Powiedz to Deynie, Bońkowi czy Lewemu. Generalnie warto się pochylić nad początkami wielkości niektórych nacji w piłce. Żeby było na czasie, zacznijmy od Portugalii. Czy się mylę, że ich rozkwit rozpoczął się mniej więcej w czasach Eusebio? Holandia zaczęła coś znaczyć po czasach Cruyffa tak? (Może Lewy coś zmieni) Natomiast kraje jak Francja to tak naprawdę Francja+ reszta świata z dawnych krajów kolonialnych. Gdyby genetyka była motywem przewodnim to dlaczego tacy Węgrzy nagle nic nie znaczą a w swoim prime mieli lepszą pakę niż orły Górskiego? Problem to jest taki, że od 20 lat zarządzają Polską piłką te same dziadki albo ich uczniowie o podobnej mentalności i tu bym szukał problemu. Dopóki na czele Polskiej piłki będzie stał taki Kulesza z Probierzem to nic się nie zmieni. Ogólnie pomysły na zmianę szkolenia fajne ale znowu mają luki i bezsensowne podpunkty. Np. zakaz rozgrzewek dla dzieci czyli nie uczymy ich od najmłodszych lat jak ważne są pewne aspekty jak rozciąganie tylko wio. Potem jak dorosną, nie wejdzie im to w nawyk i kontuzja za kontuzją.
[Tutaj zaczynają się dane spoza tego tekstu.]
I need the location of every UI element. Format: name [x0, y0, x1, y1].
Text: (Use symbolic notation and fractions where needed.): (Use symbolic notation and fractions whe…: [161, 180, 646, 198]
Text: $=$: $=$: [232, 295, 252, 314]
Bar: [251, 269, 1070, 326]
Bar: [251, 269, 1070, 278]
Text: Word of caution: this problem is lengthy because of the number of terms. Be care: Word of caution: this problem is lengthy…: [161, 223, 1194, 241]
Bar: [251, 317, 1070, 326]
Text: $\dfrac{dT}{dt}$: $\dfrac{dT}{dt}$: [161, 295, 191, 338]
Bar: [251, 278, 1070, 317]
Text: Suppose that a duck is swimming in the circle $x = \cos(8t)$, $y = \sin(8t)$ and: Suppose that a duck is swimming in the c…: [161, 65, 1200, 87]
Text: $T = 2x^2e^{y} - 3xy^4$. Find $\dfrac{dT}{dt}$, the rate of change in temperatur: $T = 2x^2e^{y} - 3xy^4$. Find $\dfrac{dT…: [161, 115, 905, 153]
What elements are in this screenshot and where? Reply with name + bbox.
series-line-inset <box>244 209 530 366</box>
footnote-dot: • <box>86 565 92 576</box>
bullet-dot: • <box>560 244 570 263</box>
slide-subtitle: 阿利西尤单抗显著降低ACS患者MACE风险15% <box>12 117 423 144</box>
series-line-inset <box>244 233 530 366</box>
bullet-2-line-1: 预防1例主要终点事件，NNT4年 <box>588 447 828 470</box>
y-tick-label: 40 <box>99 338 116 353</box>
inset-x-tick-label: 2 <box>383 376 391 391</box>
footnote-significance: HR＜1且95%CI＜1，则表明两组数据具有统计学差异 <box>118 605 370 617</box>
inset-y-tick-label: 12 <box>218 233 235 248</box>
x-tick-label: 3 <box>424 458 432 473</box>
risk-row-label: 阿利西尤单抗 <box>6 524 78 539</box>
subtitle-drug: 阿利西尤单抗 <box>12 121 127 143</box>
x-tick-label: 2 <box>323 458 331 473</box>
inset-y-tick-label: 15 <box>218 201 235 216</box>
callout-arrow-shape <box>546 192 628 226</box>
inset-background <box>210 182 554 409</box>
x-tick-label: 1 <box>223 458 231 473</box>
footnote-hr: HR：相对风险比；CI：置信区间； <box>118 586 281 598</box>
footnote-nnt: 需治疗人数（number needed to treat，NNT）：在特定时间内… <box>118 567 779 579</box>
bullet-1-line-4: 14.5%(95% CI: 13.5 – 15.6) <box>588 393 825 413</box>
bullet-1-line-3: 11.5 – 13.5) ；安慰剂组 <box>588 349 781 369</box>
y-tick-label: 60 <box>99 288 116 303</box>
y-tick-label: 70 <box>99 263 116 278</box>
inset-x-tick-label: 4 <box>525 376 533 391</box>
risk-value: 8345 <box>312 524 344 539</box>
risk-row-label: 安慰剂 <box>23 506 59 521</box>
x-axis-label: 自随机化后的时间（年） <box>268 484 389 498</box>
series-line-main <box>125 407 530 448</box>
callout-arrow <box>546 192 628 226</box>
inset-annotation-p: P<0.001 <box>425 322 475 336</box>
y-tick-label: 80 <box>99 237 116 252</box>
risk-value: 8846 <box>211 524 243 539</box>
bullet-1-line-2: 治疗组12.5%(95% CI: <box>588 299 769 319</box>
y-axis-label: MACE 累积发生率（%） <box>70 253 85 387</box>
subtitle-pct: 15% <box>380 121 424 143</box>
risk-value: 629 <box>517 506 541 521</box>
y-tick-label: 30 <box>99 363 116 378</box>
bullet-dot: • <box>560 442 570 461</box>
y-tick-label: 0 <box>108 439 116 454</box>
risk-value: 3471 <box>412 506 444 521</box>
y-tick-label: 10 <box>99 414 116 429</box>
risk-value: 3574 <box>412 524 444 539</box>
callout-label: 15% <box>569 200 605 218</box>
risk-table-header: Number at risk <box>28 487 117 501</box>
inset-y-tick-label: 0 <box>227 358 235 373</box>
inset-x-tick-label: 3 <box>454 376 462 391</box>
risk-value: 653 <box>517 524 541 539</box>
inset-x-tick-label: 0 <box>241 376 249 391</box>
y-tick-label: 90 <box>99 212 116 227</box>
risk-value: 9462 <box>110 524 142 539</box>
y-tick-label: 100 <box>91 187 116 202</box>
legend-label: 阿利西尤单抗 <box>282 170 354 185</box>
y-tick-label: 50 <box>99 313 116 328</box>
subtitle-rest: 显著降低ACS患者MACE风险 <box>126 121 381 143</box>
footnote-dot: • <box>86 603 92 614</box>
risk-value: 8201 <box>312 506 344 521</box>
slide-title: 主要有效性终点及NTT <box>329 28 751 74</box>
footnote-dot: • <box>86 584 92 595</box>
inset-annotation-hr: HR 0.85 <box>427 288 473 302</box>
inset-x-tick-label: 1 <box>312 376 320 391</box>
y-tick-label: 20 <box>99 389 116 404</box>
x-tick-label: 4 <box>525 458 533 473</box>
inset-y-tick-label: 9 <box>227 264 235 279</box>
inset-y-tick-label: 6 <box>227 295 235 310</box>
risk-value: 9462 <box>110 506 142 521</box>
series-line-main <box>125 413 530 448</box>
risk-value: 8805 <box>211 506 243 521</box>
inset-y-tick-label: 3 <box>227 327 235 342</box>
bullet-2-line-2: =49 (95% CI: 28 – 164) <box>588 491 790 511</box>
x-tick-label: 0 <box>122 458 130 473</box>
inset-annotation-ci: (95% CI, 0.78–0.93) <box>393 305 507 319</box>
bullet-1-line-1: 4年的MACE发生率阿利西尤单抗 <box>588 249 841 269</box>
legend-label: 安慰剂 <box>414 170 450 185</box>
Prawda jest też taka, że w Polsce po roku 1990 zmienił się środek ciężkości polskiej ligi z Górnego Śląska (czyli kopalni talentôw i specyficznego futbolowego klimatu) na futbolowe peryferia typu Warszawa, Poznań, Gdańsk czy Wrocław.
Po tymże roku Polska reprezentacja nie istnieje ani w Europie ani na mundialu.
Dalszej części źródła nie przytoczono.